Cineuropa: This project was announced in late 2020. Was the outbreak of COVID-19 earlier that year a possible trigger?
Thomas Vinterberg: The story had come up already in 2017, before COVID-19 and before Ukraine. I was in post-production on Kursk in Paris, and missed my home and my family. Right then, the story came to me. We started writing, and the people we presented it to thought it was a pretty weird, out-there sci-fi idea, except for Zentropa, which was on board straight away. Then came COVID-19, and several things that happened during the pandemic were more or less already in our script.
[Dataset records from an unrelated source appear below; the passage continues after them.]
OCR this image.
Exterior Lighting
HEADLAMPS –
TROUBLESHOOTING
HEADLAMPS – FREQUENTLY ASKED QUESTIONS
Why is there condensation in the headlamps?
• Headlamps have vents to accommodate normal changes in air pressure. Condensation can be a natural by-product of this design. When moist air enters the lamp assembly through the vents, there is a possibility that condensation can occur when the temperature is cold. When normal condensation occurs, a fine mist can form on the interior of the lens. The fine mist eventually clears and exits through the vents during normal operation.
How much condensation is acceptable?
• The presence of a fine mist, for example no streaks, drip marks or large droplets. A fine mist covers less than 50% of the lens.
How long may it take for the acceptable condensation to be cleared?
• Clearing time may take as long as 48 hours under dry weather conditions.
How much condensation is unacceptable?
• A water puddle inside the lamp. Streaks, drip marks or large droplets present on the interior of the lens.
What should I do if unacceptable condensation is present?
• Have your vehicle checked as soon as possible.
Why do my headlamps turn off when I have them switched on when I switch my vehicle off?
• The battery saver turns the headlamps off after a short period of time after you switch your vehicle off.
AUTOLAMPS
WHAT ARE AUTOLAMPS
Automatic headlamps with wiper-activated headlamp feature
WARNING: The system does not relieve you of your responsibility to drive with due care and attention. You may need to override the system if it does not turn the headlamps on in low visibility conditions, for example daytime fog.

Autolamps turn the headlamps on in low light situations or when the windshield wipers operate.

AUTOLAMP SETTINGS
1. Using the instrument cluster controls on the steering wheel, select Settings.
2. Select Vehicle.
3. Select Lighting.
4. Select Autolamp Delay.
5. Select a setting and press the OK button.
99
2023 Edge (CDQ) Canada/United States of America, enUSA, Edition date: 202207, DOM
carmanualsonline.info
Some of it we actually removed in order not to come across as too obvious. You could say that we inspired COVID, rather than the other way around.
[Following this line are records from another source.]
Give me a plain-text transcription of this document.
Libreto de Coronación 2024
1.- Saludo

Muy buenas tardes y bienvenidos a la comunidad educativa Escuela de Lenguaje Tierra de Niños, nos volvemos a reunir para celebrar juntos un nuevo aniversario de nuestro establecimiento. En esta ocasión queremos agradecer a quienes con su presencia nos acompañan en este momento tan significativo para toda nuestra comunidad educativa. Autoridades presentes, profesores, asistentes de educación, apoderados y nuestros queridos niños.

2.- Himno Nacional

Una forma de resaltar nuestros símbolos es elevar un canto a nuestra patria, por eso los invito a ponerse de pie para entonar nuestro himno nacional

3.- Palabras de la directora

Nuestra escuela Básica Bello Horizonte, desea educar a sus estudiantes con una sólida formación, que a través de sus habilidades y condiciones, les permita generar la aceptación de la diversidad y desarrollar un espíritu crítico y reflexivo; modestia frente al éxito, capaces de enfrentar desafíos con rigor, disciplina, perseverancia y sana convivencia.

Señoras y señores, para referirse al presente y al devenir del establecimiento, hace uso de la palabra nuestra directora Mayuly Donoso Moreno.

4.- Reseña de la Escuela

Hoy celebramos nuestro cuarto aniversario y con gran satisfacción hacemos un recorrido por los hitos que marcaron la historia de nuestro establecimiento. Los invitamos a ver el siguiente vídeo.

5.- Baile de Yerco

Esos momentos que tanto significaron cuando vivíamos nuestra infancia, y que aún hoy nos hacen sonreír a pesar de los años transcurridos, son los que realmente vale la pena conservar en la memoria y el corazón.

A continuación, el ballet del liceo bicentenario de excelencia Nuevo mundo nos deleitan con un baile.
You’ve chosen to make the other Nordic countries more or less off-limits to the Danish refugees. It does make the story more interesting, but surely, through all these years of close Nordic alliance, it does seem noteworthy, doesn’t it?
Let me first emphasise that we have no political or moralistic agenda, but rather a dramatic and an existential one. The story just needed the premise that we could send the Danes further away than just to Sweden or Norway. Again, weirdly, they were first supposed to go to Kyiv, but then the war broke out, so we opted for Bucharest instead. It felt realistic that it would be less costly to provide living conditions in Romania compared to Scandinavia, which today has a sizeable refugee crisis.
Families Like Ours is your first series, a different ball game compared to feature films. How much creative freedom did you feel you had within this format?
Firstly, this is financed by the Danish Film Institute together with television stations like Canal+ and TV2 Denmark, but we deliberately avoided the streaming companies, not least to be able to keep ownership and continue getting revenues. We approached the story like one big film, not like a string of episodes. I had to create cliffhangers especially for the format, and also to adhere to a fixed number of minutes per episode, which I’m not used to. Some good moments here and there had to go for this reason. On the other hand, my original script of six episodes was expanded into seven in the process. First and foremost, I was given full creative freedom. I have an opus going out into the world that I’m very proud to put my name to.
The cast has some familiar names that you’ve worked with before, like Paprika Steen and Thomas Bo Larsen. Others, like Nikolaj Lie Kaas and Amaryllis August, are “first-timers”. Can you share some thoughts about the casting and writing for these actors? Do you write for them especially?
As much as I can, I’ll write with certain actors in mind, and I ask them early on. I got many on board that way, like my wife, Helene [Reingaard Neumann], who plays Nikolaj’s wife, and Nikolaj, whom I’ve wanted to work with for a long time, plus Paprika and little Max Kaysen Høyrup from Another Round. One I couldn’t write for, as she came in very late, was Amaryllis August, the main character, which led to some extensive re-writing. It's Amaryllis’s first acting part, and I feel she’s here to stay.
To what extent is this family like Thomas’s own family? And would you say there’s a character that’s especially close to Thomas himself?
Well, I’m all of them. I’m feisty young Elias, the near-adolescent who falls in love with Laura; I’m Lucas, the shy little kid; and I’m Laura’s dad, Jacob. But first and last, it’s a fictive family.
Could there be a Families Like Ours Part II?
I don’t have the story, but I would very much like to spend more time with these people.
Nicolas Winding Refn is another Venice player this year, another one of the key figures of the new Danish film wave in the mid-1990s. Is the wave still around?
The wave is gone. Time has eroded it. Right now, both the Danish and the world film industries stand in hesitation regarding what direction to take next. A certain lack of courage can be felt at the moment, but that said, and in the long run, I remain optimistic. I’m even tremendously excited about what will be happening next.